Zirkus macht Schule
Bei uns ist so schon genug „Zirkus" hört man hier und da an den Schulen stöhnen. Wer allerdings unter „Zirkus machen" nur Jux und Dollerei versteht, einen Spaß für einen Tag oder eine Woche, dem muss das, was im Projekt „Zirkus macht Schule" passiert, vielleicht wirklich spanisch vorkommen.
Nein, es ist mehr, als mal ein bisschen Clown spielen oder so tun als ob. Wer´s nicht glaubt, soll sich einfach mal auf eine Laufkugel stellen, auf ein Einrad setzen oder auf einem Rola Bola - einem Brett auf einer Rolle - das Gleichgewicht finden. Aber auch die Geschicklichkeit beim Jonglieren oder mit dem Diabolo muss erst intensiv trainiert werden, ehe es wirklich klappt. Das ist in ein paar Stunden oder Tagen nicht getan. Es bedarf, was unseren Kindern mehr und mehr abhanden zu kommen scheint - der Geduld, der Ausdauer und der Willensstärke. Es bedarf darüber hinaus der Fähigkeit, sich den Zielen der Gruppe unter zu ordnen, Verantwortung für die eigene Gesundheit und die der Artistenkollegen zu übernehmen. Und es bedarf des Vertrauens in die eigenen Fähigkeiten, auch die, sich selbst richtig einzuschätzen.
Kompetenzen nennt man das. Kompetenzen sind das Grundmodell des neuen Schullehrplans. Er unterscheidet sich vom alten durch eine stärkere Orientierung auf die allgemeine Entwicklung des Kindes. Teamfähigkeit ist halt im wirklichen Leben ebenso wichtig wie die Beherrschung der Multiplikation.
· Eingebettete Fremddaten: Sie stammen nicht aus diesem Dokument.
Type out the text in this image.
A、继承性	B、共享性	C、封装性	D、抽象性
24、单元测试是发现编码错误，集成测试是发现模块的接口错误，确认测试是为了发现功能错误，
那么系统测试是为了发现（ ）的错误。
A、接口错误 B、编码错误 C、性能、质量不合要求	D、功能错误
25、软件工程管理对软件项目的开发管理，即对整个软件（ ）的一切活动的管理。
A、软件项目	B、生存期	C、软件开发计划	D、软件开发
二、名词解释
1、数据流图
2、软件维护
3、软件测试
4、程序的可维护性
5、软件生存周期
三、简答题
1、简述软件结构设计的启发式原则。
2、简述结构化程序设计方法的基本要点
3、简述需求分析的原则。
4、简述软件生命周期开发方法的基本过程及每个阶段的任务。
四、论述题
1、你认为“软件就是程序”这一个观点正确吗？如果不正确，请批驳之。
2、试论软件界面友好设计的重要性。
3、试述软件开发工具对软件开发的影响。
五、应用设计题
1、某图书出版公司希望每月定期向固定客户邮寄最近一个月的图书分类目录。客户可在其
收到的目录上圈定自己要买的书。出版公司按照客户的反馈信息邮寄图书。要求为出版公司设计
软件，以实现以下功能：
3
Die Zirkusarbeit setzt an den Grundproblemen der kindlichen Entwicklung unserer Zeit an. Wir beklagen eine zunehmende Abnahme der Kondition und vor allem der Koordinationsfähigkeit unserer Kinder. Ältere Sportlehrer sind manchmal geradezu erschrocken über mangelnde Fähigkeiten und Fertigkeiten. Manche lehnen aber gleichzeitig alternative Methoden und Möglichkeiten ab. Zitat eines Sportlehrers nach Betrachtung eines wirklich erstaunlichen Schulzirkusprogramms:"Dann kann ich ja auch Teebeutelweitwerfen machen" - witzig, aber absolut blödsinnig, weil nicht nur die Leistung der Kinder diffamiert wurde, sondern die riesigen Potenzen dieser durchaus sportbetonten Arbeit einfach ausgeblendet wurden. Da stand zum Beispiel eine 11jährige Schülerin auf einer Laufkugel und jonglierte mit drei Keulen. Beide Übungen für sich beanspruchen schon ein Höchstmaß an Gleichgewichts- und Koordinationsfähigkeit. Was bewirkt erst die Kombination beider Übungen im Gehirn. Unter Gehirnforschern ist man sich längst einig, welch überragenden Einfluss die Entwicklung der Gleichgewichts- und Koordinationsfähigkeit auf die Tätigkeit des Gehirns, damit also auch auf die Lernfähigkeit des Schülers hat.
In Geltow - direkter Nachfolger des Jeseriger Schulzirkus - Caputh und Potsdam Waldstadt existiert seit mehreren Jahren ein Schulzirkus. Allein in Caputh sind 60 Kinder dabei, in Geltow 30, in Potsdam, vor zwei Jahren gegründet bisher 15. Jüngstes Kind der Schulzirkusfamilie ist die Alexisgrundschule in Lehnin. In diesem Jahr neu hinzugekommen üben etwa 20 Kinder in der Gruppe. Die Kinder bemerken, wie schwer der Anfang ist, welche Freude und welchen Stolz allerdings jede gelungene artistische Leistung hervorbringen kann. Nun heißt es in allererster Linie durchzuhalten.
Eines kann schon jetzt gesagt werden: Das Zirkusmobil des „kulturwust" e.V. hat sich bewährt.